In the 30-person bracket of his weight class, Dean claimed three straight victories in the consolation bracket—each by decisions. Dean rounded out his third and final victory against EIWA opponent Kevin Parker of Princeton with a strong 5-2 decision.

The co-captain's initial loss came in his first match of the weekend as he squared up against the number four ranked Jordan Ellingwood of Central Michigan. The senior fell in a 16-4 major decision to Ellingwood who, at the end of the second day, claimed bronze.

Johnson faced a trek through the winner’s bracket portion of the 174-pound weight class. The defending National Championships qualifier, ranked number eight in his group, claimed an easy bye victory before downing Eastern Michigan’s Andrew McNally. Another decision, this time 7-2, propelled Johnson past the round of 16 and into the quarterfinals.

In this fourth round, Johnson faced the number one seeded Zahid Valencia of Arizona State. Valencia reached the quarterfinals with falls in every one of his prior match ups—Johnson ruined the streak. The co-captain lost the bout to the eventual tournament champion in a 20-7 major decision. Johnson then lost in the following matchup against Indiana’s Devin Skatzka in the consolation bracket.

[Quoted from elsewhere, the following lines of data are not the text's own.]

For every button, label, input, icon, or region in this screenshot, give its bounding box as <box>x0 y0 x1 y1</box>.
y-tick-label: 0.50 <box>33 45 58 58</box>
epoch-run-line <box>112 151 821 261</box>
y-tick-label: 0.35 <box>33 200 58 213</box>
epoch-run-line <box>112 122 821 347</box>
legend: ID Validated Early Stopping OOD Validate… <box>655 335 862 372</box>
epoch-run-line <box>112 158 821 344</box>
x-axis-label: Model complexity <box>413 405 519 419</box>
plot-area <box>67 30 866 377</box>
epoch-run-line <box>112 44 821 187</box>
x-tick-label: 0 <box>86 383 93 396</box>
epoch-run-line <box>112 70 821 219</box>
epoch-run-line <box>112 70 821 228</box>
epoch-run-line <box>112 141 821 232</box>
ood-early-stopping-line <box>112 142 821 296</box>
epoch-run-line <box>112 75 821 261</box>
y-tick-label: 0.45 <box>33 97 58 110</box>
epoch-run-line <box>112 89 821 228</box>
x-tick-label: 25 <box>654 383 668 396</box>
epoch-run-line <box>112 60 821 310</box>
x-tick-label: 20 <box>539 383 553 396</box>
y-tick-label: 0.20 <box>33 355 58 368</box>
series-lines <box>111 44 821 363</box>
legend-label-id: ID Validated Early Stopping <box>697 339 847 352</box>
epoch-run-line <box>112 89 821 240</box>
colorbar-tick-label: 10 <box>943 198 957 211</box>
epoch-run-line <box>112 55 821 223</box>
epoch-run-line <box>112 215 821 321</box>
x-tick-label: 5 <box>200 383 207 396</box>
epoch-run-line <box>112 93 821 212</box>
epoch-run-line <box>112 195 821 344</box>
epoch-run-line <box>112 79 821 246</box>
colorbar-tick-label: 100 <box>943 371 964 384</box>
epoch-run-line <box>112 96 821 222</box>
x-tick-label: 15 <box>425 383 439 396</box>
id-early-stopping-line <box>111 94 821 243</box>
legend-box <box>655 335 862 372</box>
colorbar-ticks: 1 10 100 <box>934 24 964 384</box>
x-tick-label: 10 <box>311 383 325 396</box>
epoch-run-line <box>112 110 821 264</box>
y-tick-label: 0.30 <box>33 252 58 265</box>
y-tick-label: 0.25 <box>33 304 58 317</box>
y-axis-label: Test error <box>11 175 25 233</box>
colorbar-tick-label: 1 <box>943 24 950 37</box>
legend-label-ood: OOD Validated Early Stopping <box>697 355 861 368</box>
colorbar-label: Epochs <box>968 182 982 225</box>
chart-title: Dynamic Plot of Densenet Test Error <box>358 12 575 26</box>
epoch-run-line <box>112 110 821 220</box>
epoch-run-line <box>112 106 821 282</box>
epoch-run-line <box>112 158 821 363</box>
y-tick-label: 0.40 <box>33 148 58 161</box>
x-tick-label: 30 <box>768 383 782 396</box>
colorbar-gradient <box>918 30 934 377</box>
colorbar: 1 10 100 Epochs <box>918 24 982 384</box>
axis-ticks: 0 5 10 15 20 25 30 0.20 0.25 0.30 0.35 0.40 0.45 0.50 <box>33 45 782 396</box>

The only other Harvard wrestler to advance to the round of 16 was Hellickson. On the shoulders of a first round bye, the Des Moines, Iowa, native knocked out Lehigh’s Matt Parker in 5-1 decision to advance to the third round.

“I had a decent performance, but I hold myself to a high standard and that wasn’t met this weekend,” Hellickson said. “Getting a win to start the day was big and I feel I wrestled well through that match, but I need to carry that forward and build momentum through the tournament.”

In the round of 16, the junior squared up against the bracket’s number three ranked Ronnie Bresser of Oregon State. Bresser defeated Hellickson and finished the tournament with a silver medal.

“Losing my last match on a last second takedown was pretty disappointing and took away an opportunity to string together some quality wins,” Hellickson said. “But I can learn and build from it and carry that forward to the next couple months of competition.”

Exempting byes, the only other wins came from Stormer, sophomore A.J. Jaffe, and freshman Brock Wilson.

“It’s probably the second toughest tournament behind the Cliff Keen Tournament,” Stormer said. “There are a lot of regional opponents there, and a lot of really good schools. It’s not the performance we expect of ourselves and we’re always looking to get better. We’ve just got to figure out how we come out ready to go in the future.”

The Crimson still has time to get where it wants to be. With three more events before the commencement of division play against Bucknell on Jan. 19, the team has nothing to do but focus on wrestling. Harvard will compete in the F&M; Open at Franklin & Marshall on Jan. 6.

“Being able to practice wrestling without having the pressures of school on top of you, it’s actually a pretty wonderful time,” Stormer said. “You’re really able to focus and make huge gains in the sport.”

With nothing else to do on a campus devoid of students, the team spends almost all of their time as a unit.

“It really brings us together as a team,” Stormer said. “Oftentimes we’ll play board games, just spend some quality with each other, really get a focus on wrestling and making good lifelong connections with each other. I think it’s really beneficial and it’s one of the highlights of my year.”